Regardez cette photo « typiquement suédoise » prise par Marie-Claude Lortie pour un article sur Stockholm. Vu de nos yeux québécois, elle est totalement vraisemblable, n’est-ce pas? Ces jeunes filles longues et blondes sont l’image exacte de la Suédoise typique.

Or, j’étais en Suède cet été, et je l'ai constaté une fois de plus : la couleur de cheveux la plus courante chez les adultes n’est pas le blond, mais le châtain, et de nombreux Suédois ont les cheveux noirs. Beaucoup sont blonds, c’est vrai. Mais une Suédoise m’a déjà demandé : « Est-ce vrai qu’à l’étranger vous vous imaginez qu’il n’y a que des blonds ici? » J’ai répondu oui et elle a éclaté de rire.

La Suède a accueilli beaucoup d’immigrants, souvent d’origine arabe, et aussi des Sud-américains, des Noirs, et de rares Asiatiques. On rencontre fréquemment des Suédois qui ressemblent à des Arabes ou à des Sud-américains. D’autres sont noirs.

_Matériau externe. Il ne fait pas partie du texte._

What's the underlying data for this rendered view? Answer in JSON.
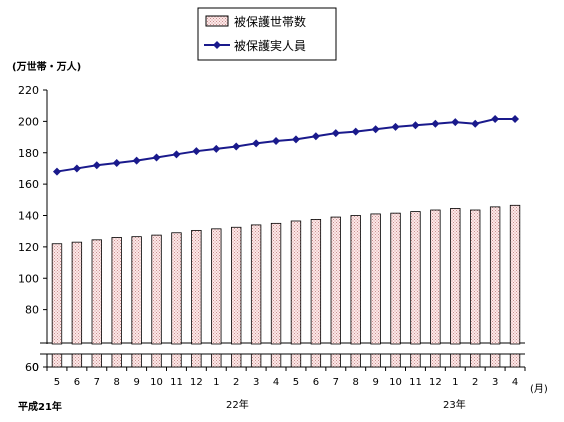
{
  "chart_data": {
    "type": "bar",
    "y_unit_label": "(万世帯・万人)",
    "x_unit_label": "(月)",
    "year_labels": [
      "平成21年",
      "22年",
      "23年"
    ],
    "categories": [
      "5",
      "6",
      "7",
      "8",
      "9",
      "10",
      "11",
      "12",
      "1",
      "2",
      "3",
      "4",
      "5",
      "6",
      "7",
      "8",
      "9",
      "10",
      "11",
      "12",
      "1",
      "2",
      "3",
      "4"
    ],
    "yticks": [
      0,
      60,
      80,
      100,
      120,
      140,
      160,
      180,
      200,
      220
    ],
    "ylim": [
      0,
      220
    ],
    "axis_break": [
      0,
      60
    ],
    "grid": false,
    "legend_position": "top-center",
    "series": [
      {
        "name": "被保護世帯数",
        "type": "bar",
        "values": [
          122,
          123,
          124.5,
          126,
          126.5,
          127.5,
          129,
          130.5,
          131.5,
          132.5,
          134,
          135,
          136.5,
          137.5,
          139,
          140,
          141,
          141.5,
          142.5,
          143.5,
          144.5,
          143.5,
          145.5,
          146.5
        ]
      },
      {
        "name": "被保護実人員",
        "type": "line",
        "values": [
          168,
          170,
          172,
          173.5,
          175,
          177,
          179,
          181,
          182.5,
          184,
          186,
          187.5,
          188.5,
          190.5,
          192.5,
          193.5,
          195,
          196.5,
          197.5,
          198.5,
          199.5,
          198.5,
          201.5,
          201.5
        ]
      }
    ]
  },
  "colors": {
    "bar_fill": "#fde8e8",
    "bar_stripe": "#c89090",
    "bar_stroke": "#000000",
    "line": "#1a1a8c",
    "marker": "#1a1a8c"
  }
}
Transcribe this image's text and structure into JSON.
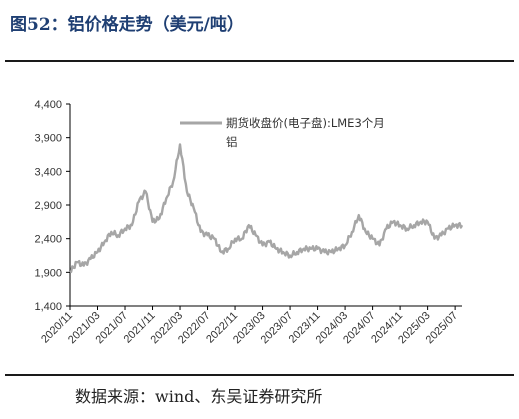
{
  "figure": {
    "title": "图52：铝价格走势（美元/吨）",
    "source": "数据来源：wind、东吴证券研究所"
  },
  "chart_data": {
    "type": "line",
    "title": "",
    "xlabel": "",
    "ylabel": "",
    "ylim": [
      1400,
      4400
    ],
    "y_ticks": [
      1400,
      1900,
      2400,
      2900,
      3400,
      3900,
      4400
    ],
    "y_tick_labels": [
      "1,400",
      "1,900",
      "2,400",
      "2,900",
      "3,400",
      "3,900",
      "4,400"
    ],
    "x_tick_labels": [
      "2020/11",
      "2021/03",
      "2021/07",
      "2021/11",
      "2022/03",
      "2022/07",
      "2022/11",
      "2023/03",
      "2023/07",
      "2023/11",
      "2024/03",
      "2024/07",
      "2024/11",
      "2025/03",
      "2025/07"
    ],
    "grid": false,
    "legend_position": "top-right",
    "colors": {
      "series": "#a6a6a6",
      "axis": "#000000"
    },
    "series": [
      {
        "name": "期货收盘价(电子盘):LME3个月铝",
        "x": [
          "2020/11",
          "2020/12",
          "2021/01",
          "2021/02",
          "2021/03",
          "2021/04",
          "2021/05",
          "2021/06",
          "2021/07",
          "2021/08",
          "2021/09",
          "2021/10",
          "2021/11",
          "2021/12",
          "2022/01",
          "2022/02",
          "2022/03",
          "2022/04",
          "2022/05",
          "2022/06",
          "2022/07",
          "2022/08",
          "2022/09",
          "2022/10",
          "2022/11",
          "2022/12",
          "2023/01",
          "2023/02",
          "2023/03",
          "2023/04",
          "2023/05",
          "2023/06",
          "2023/07",
          "2023/08",
          "2023/09",
          "2023/10",
          "2023/11",
          "2023/12",
          "2024/01",
          "2024/02",
          "2024/03",
          "2024/04",
          "2024/05",
          "2024/06",
          "2024/07",
          "2024/08",
          "2024/09",
          "2024/10",
          "2024/11",
          "2024/12",
          "2025/01",
          "2025/02",
          "2025/03",
          "2025/04",
          "2025/05",
          "2025/06",
          "2025/07",
          "2025/08"
        ],
        "values": [
          1900,
          2050,
          2000,
          2100,
          2200,
          2350,
          2500,
          2450,
          2550,
          2600,
          2950,
          3100,
          2650,
          2700,
          3000,
          3250,
          3800,
          3100,
          2850,
          2500,
          2450,
          2400,
          2200,
          2250,
          2400,
          2400,
          2600,
          2450,
          2300,
          2350,
          2250,
          2200,
          2150,
          2200,
          2250,
          2250,
          2250,
          2200,
          2200,
          2250,
          2300,
          2500,
          2750,
          2500,
          2400,
          2300,
          2550,
          2650,
          2600,
          2550,
          2600,
          2650,
          2650,
          2400,
          2450,
          2550,
          2600,
          2600
        ]
      }
    ]
  }
}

Si Marie-Claude Lortie avait photographié des Suédoises à la peau noires ou au physique arabe, beaucoup de lecteurs n’y auraient pas cru ou auraient trouvé la photo bizarre. Si les filles avaient eu les cheveux noirs, si elles avaient été petites ou obèses, ses lecteurs auraient trouvé la photo « moins suédoise ». Parmi toutes les scènes qu’elle aurait pu croquer, elle en a choisi une qui correspond à nos préjugés. Elle utilise la croyance « toutes les suédoises sont blondes, grandes et minces » pour rendre sa photo vraisemblable… et renforce cette croyance chez ceux qui verront la photo.

Le vrai n’est pas toujours vraisemblable, même dans les photos de Suédoises…

Mais que vaut le vraisemblable pour comprendre la réalité? Un monde où les psychiatres sont tous compétents et les Suédoises toutes longues et blondes n’est-il pas une tromperie?